Teralı K., Türkyılmaz A., Sağer S. G., Çebi A. H.

CTS-CLINICAL AND TRANSLATIONAL SCIENCE, vol.17, no.1, 2024 (SCI-Expanded) identifier identifier identifier

  • Publication Type: Article / Article
  • Volume: 17 Issue: 1
  • Publication Date: 2024
  • Doi Number: 10.1111/cts.13679
  • Journal Name: CTS-CLINICAL AND TRANSLATIONAL SCIENCE
  • Journal Indexes: Science Citation Index Expanded (SCI-EXPANDED), Scopus, Academic Search Premier, BIOSIS, Biotechnology Research Abstracts, EMBASE, MEDLINE, Directory of Open Access Journals
  • Karadeniz Technical University Affiliated: Yes

Abstract

Dravet syndrome and genetic epilepsy with febrile seizures plus (GEFS+) are both epilepsy syndromes that can be attributed to deleterious mutations occurring in SCN1A, the gene encoding the pore-forming alpha-subunit of the NaV1.1 voltage-gated sodium channel predominantly expressed in the central nervous system.

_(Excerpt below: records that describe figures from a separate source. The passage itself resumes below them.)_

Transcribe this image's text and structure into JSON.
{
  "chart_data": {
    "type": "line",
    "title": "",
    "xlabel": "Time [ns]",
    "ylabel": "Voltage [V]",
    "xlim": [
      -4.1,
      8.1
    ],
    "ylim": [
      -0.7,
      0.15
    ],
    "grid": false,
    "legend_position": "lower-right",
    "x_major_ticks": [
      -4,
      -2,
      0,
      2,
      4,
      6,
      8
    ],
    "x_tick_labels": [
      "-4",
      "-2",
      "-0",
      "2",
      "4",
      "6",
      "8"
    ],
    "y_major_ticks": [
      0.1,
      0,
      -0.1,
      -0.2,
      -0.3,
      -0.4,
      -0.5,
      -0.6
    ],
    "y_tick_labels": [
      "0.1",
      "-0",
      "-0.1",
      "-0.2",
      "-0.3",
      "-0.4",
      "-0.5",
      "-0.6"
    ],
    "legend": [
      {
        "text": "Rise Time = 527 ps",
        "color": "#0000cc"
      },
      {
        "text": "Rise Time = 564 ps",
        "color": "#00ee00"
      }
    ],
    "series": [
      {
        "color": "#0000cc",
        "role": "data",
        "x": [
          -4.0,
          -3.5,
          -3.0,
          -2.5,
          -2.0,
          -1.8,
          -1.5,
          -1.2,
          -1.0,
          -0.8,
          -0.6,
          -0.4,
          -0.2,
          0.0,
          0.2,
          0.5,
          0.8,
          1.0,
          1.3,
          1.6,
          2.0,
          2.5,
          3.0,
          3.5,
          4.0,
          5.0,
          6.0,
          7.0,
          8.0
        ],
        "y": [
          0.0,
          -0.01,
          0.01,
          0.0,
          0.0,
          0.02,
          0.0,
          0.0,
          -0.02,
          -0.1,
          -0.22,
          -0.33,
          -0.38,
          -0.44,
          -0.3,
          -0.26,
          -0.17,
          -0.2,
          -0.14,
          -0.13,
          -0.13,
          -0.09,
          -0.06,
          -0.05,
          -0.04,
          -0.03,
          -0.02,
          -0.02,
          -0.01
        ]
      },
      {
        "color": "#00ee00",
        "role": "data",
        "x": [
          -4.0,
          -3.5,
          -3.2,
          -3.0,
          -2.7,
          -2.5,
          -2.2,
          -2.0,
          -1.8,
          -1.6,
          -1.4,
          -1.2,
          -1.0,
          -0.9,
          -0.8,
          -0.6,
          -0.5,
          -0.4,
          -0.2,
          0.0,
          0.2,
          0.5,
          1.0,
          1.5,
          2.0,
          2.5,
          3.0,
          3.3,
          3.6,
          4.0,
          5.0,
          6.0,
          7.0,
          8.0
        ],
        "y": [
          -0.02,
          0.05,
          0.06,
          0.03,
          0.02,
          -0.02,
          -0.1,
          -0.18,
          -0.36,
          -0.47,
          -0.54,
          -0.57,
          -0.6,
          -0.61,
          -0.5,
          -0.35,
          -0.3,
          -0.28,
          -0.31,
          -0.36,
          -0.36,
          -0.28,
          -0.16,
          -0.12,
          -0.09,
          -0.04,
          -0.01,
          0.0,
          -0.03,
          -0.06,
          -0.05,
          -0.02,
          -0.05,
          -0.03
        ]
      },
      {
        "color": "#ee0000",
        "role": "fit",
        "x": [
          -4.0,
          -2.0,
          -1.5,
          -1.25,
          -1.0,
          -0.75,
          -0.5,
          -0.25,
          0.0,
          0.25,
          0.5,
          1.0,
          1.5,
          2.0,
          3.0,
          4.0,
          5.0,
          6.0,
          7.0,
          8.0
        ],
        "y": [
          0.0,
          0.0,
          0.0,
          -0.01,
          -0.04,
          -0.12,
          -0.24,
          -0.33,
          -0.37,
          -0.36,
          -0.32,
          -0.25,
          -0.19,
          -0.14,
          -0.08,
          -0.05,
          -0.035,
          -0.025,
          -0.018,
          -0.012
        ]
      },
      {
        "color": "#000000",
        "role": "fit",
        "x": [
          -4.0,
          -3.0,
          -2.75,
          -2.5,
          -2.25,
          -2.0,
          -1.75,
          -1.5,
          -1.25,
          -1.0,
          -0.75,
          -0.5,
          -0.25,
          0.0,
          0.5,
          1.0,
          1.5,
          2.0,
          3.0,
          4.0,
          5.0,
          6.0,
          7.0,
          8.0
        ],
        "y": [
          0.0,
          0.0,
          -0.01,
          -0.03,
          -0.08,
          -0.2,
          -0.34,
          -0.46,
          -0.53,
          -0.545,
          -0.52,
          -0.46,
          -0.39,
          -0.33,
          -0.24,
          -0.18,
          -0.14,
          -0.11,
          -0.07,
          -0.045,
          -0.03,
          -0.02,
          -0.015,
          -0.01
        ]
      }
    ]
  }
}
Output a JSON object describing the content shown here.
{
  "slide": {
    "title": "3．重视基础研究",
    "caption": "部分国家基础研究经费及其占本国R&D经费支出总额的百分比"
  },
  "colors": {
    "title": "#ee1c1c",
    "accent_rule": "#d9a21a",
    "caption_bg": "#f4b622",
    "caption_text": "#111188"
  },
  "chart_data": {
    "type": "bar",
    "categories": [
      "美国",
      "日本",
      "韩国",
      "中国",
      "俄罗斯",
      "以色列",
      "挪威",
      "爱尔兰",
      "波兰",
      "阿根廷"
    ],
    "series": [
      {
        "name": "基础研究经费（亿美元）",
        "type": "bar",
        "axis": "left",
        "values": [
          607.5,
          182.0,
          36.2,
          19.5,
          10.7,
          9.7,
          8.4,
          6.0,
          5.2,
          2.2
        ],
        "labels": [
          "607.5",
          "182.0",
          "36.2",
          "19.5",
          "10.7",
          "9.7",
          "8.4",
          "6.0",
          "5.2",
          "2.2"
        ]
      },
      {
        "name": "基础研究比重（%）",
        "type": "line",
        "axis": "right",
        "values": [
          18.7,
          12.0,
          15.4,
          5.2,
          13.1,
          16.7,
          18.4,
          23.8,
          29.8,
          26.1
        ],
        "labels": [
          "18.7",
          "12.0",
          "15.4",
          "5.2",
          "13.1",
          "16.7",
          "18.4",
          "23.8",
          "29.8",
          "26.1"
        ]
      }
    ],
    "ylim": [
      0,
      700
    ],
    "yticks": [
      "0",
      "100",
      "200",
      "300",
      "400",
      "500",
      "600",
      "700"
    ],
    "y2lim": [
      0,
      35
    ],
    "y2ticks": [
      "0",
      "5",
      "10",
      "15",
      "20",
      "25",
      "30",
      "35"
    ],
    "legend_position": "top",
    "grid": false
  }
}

In this research endeavor, our goal is to expand our prior cohort of Turkish patients affected by SCN1A-positive genetic epilepsy disorders. This will be accomplished by incorporating two recently discovered and infrequent index cases who possess a novel biallelic (homozygous) SCN1A missense variant, namely E158G, associated with Dravet syndrome. Furthermore, our intention is to use computational techniques to predict the molecular phenotypes of each distinct SCN1A variant that has been detected to date within our center. The correlation between genotype and phenotype in Dravet syndrome/GEFS+ is intricate and necessitates meticulous clinical investigation as well as advanced scientific exploration. Broadened mechanistic and structural insights into NaV1.1 dysfunction offer significant promise in facilitating the development of targeted and effective therapies, which will ultimately enhance clinical outcomes in the treatment of epilepsy.